KINGSTON, R.I. –May 9, 2008–Marjorie Johnson of Wakefield grew up hearing snatches of French because her parents and her sister spoke it. But the University of Rhode Island sophomore didn’t begin studying the language until she enrolled at URI.


During her junior year, the URI student will be hearing a lot more si vous plaits and bonjours, and eating a lot more croissants. That’s because she’ll study at the University of Laval, Quebec in the fall and at the University of Paris at Nanterre, a half-hour outside of the City of Lights next spring.


Her studies are funded, in part, by two prestigious scholarships: she won the national $1,000 Phi Kappa Phi scholarship for study abroad (out of 349 other applicants) and received another $1,000 scholarship for French majors studying abroad from the French Embassy.


“I chose to study French because I love the language and culture, and I know that being able to speak a foreign language will open doors for me in many different professional fields,” she says. “Immersing myself in the language abroad is the best way to learn it thoroughly.”


The 20-year-old not only speaks French, she also writes poetry. She began writing poetry and running a literary journal while attending South Kingstown High School.


This spring she received the New Leaves Press poetry prize for her poem As the Stars in the campus-wide poetry competition.

As the Stars


Tonight I am cartwheel and grass,

song, spirit, word without puzzle.

I am turned on my head, feeling life in my blood.
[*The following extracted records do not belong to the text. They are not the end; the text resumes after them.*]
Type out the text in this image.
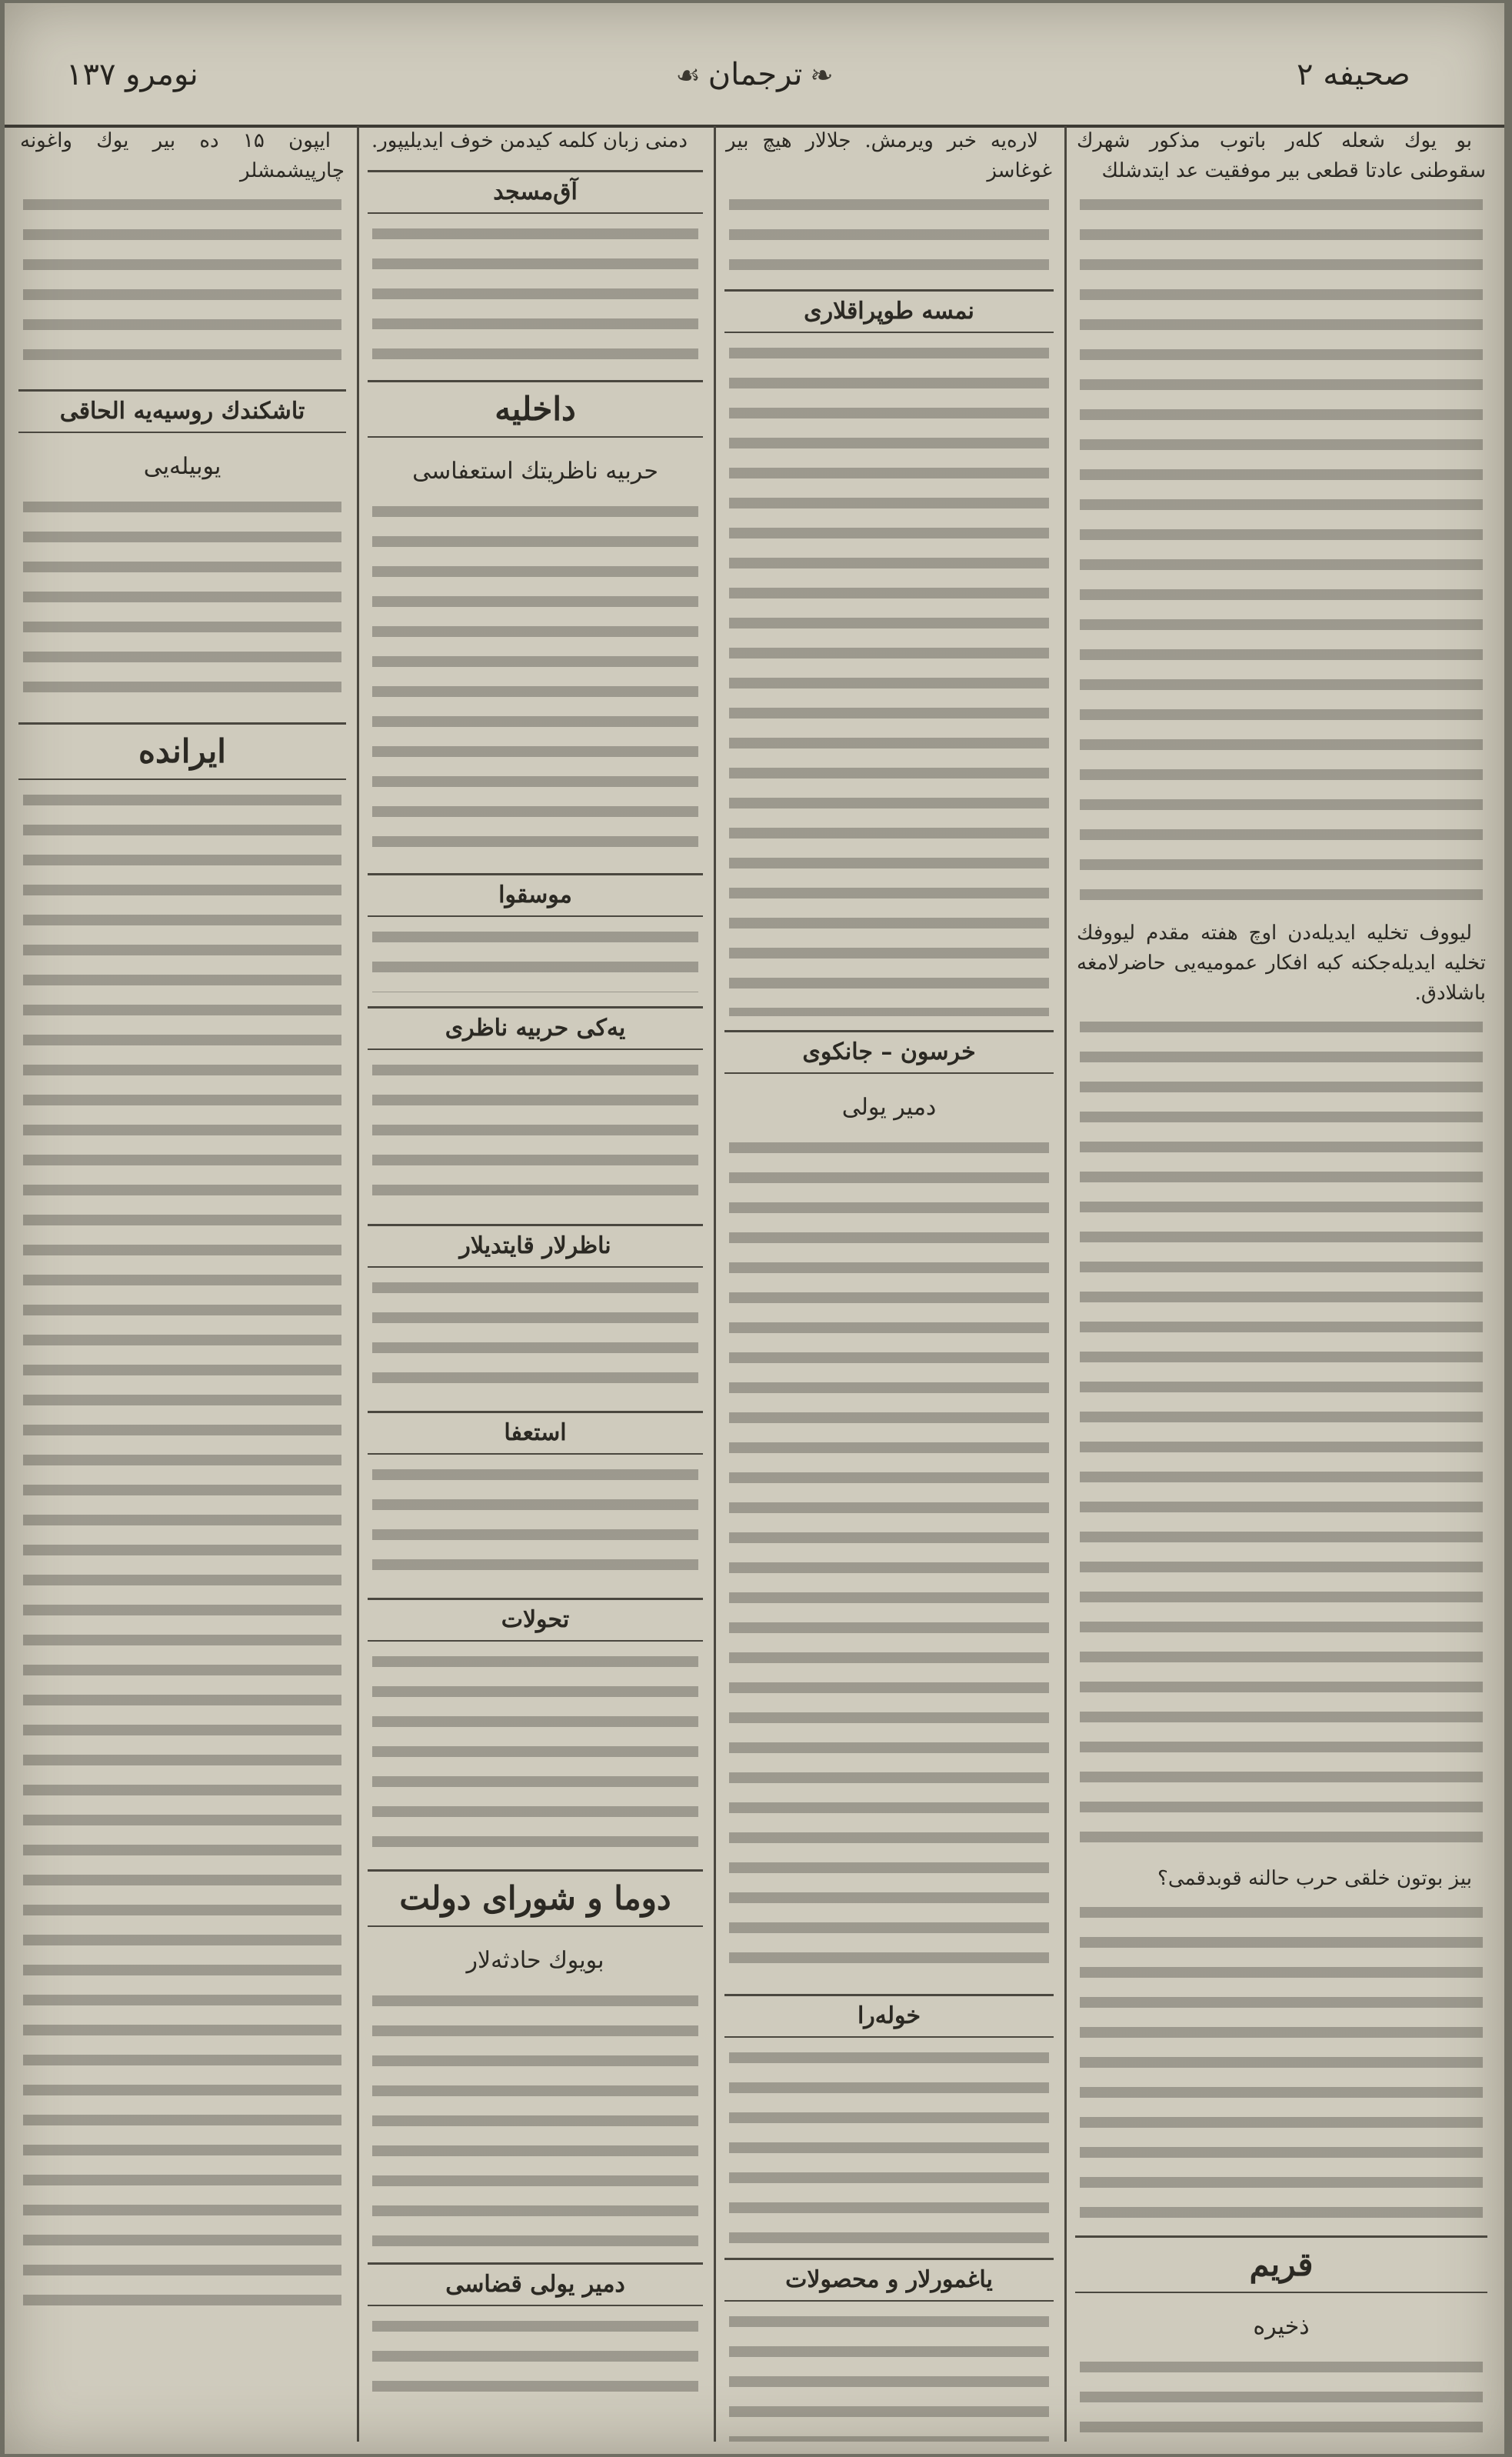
نومرو ۱۳۷	❧ترجمان☙	صحیفه ۲
بو یوك شعله کله‌ر باتوب مذکور شهرك سقوطنی عادتا قطعی بیر موفقیت عد ایتدشلك
لیووف تخلیه ایدیله‌دن اوچ هفته مقدم لیووفك تخلیه ایدیله‌جکنه کبه افکار عمومیه‌یی حاضرلامغه باشلادق.
بیز بوتون خلقی حرب حالنه قوبدقمی؟
قریم
ذخیره
لاره‌یه خبر ویرمش. جلالار هیچ بیر غوغاسز
نمسه طوپراقلاری
خرسون – جانکوی
دمیر یولی
خوله‌را
یاغمورلار و محصولات
دمنی زبان کلمه کیدمن خوف ایدیلیپور.
آق‌مسجد
داخلیه
حربیه ناظریتك استعفاسی
موسقوا
یه‌کی حربیه ناظری
ناظرلار قایتدیلار
استعفا
تحولات
دوما و شورای دولت
بویوك حادثه‌لار
دمیر یولی قضاسی
ایپون ۱۵ ده بیر یوك واغونه چارپیشمشلر
تاشکندك روسیه‌یه الحاقی
یوبیله‌یی
ایرانده
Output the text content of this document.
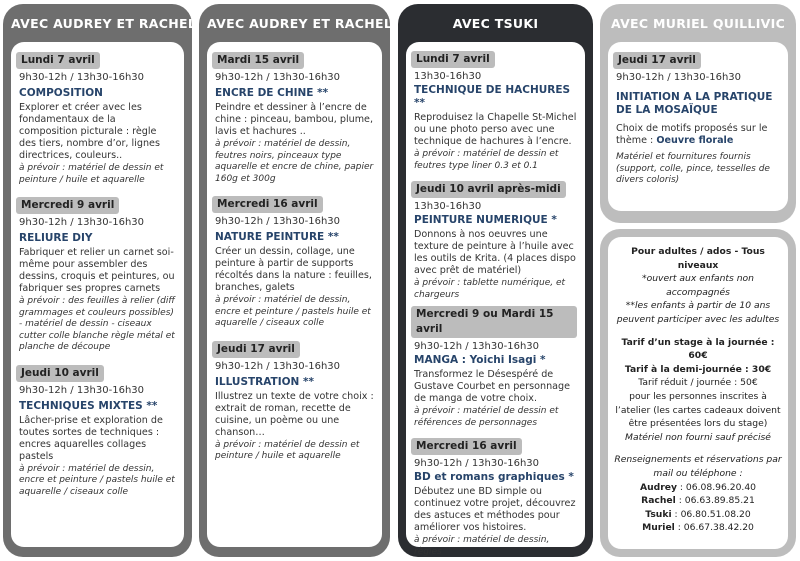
AVEC AUDREY ET RACHEL
Lundi 7 avril
9h30-12h / 13h30-16h30
COMPOSITION
Explorer et créer avec les fondamentaux de la composition picturale : règle des tiers, nombre d’or, lignes directrices, couleurs..
à prévoir : matériel de dessin et peinture / huile et aquarelle
Mercredi 9 avril
9h30-12h / 13h30-16h30
RELIURE DIY
Fabriquer et relier un carnet soi-même pour assembler des dessins, croquis et peintures, ou fabriquer ses propres carnets
à prévoir : des feuilles à relier (diff grammages et couleurs possibles) - matériel de dessin - ciseaux cutter colle blanche règle métal et planche de découpe
Jeudi 10 avril
9h30-12h / 13h30-16h30
TECHNIQUES MIXTES **
Lâcher-prise et exploration de toutes sortes de techniques : encres aquarelles collages pastels
à prévoir : matériel de dessin, encre et peinture / pastels huile et aquarelle / ciseaux colle
AVEC AUDREY ET RACHEL
Mardi 15 avril
9h30-12h / 13h30-16h30
ENCRE DE CHINE **
Peindre et dessiner à l’encre de chine : pinceau, bambou, plume, lavis et hachures ..
à prévoir : matériel de dessin, feutres noirs, pinceaux type aquarelle et encre de chine, papier 160g et 300g
Mercredi 16 avril
9h30-12h / 13h30-16h30
NATURE PEINTURE **
Créer un dessin, collage, une peinture à partir de supports récoltés dans la nature : feuilles, branches, galets
à prévoir : matériel de dessin, encre et peinture / pastels huile et aquarelle / ciseaux colle
Jeudi 17 avril
9h30-12h / 13h30-16h30
ILLUSTRATION **
Illustrez un texte de votre choix : extrait de roman, recette de cuisine, un poème ou une chanson…
à prévoir : matériel de dessin et peinture / huile et aquarelle
AVEC TSUKI
Lundi 7 avril
13h30-16h30
TECHNIQUE DE HACHURES **
Reproduisez la Chapelle St-Michel ou une photo perso avec une technique de hachures à l’encre.
à prévoir : matériel de dessin et feutres type liner 0.3 et 0.1
Jeudi 10 avril après-midi
13h30-16h30
PEINTURE NUMERIQUE *
Donnons à nos oeuvres une texture de peinture à l’huile avec les outils de Krita. (4 places dispo avec prêt de matériel)
à prévoir : tablette numérique, et chargeurs
Mercredi 9 ou Mardi 15 avril
9h30-12h / 13h30-16h30
MANGA : Yoichi Isagi *
Transformez le Désespéré de Gustave Courbet en personnage de manga de votre choix.
à prévoir : matériel de dessin et références de personnages
Mercredi 16 avril
9h30-12h / 13h30-16h30
BD et romans graphiques *
Débutez une BD simple ou continuez votre projet, découvrez des astuces et méthodes pour améliorer vos histoires.
à prévoir : matériel de dessin, règles
AVEC MURIEL QUILLIVIC
Jeudi 17 avril
9h30-12h / 13h30-16h30
INITIATION A LA PRATIQUE DE LA MOSAÏQUE
Choix de motifs proposés sur le thème : Oeuvre florale
Matériel et fournitures fournis (support, colle, pince, tesselles de divers coloris)
Pour adultes / ados - Tous niveaux
*ouvert aux enfants non accompagnés
**les enfants à partir de 10 ans peuvent participer avec les adultes
Tarif d’un stage à la journée : 60€
Tarif à la demi-journée : 30€
Tarif réduit / journée : 50€
pour les personnes inscrites à l’atelier (les cartes cadeaux doivent être présentées lors du stage)
Matériel non fourni sauf précisé
Renseignements et réservations par mail ou téléphone :
Audrey : 06.08.96.20.40
Rachel : 06.63.89.85.21
Tsuki : 06.80.51.08.20
Muriel : 06.67.38.42.20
I stopped myself for a minute in an eternal look at the night.

My thoughts stopped spinning;

my heart started beating in time with my breath.

I am as the stars.


I choose challenge, choose peace, and choose love.

Slash the borders, break the boxes, fly over the paths that, a moment ago,

I desperately clung to.


Johnson’s future career possibilities include becoming a publisher because she enjoys reading and editing and would like having an insider’s perspective on the world of literature or a teacher at an international school because she likes working with children from diverse backgrounds. Both jobs would give her the potential opportunity to use French on a regular basis.


Johnson isn’t the only family member at URI. Her father, Galen Johnson, is a longtime, well-respected philosophy professor and current director of the University’s Center for Humanities.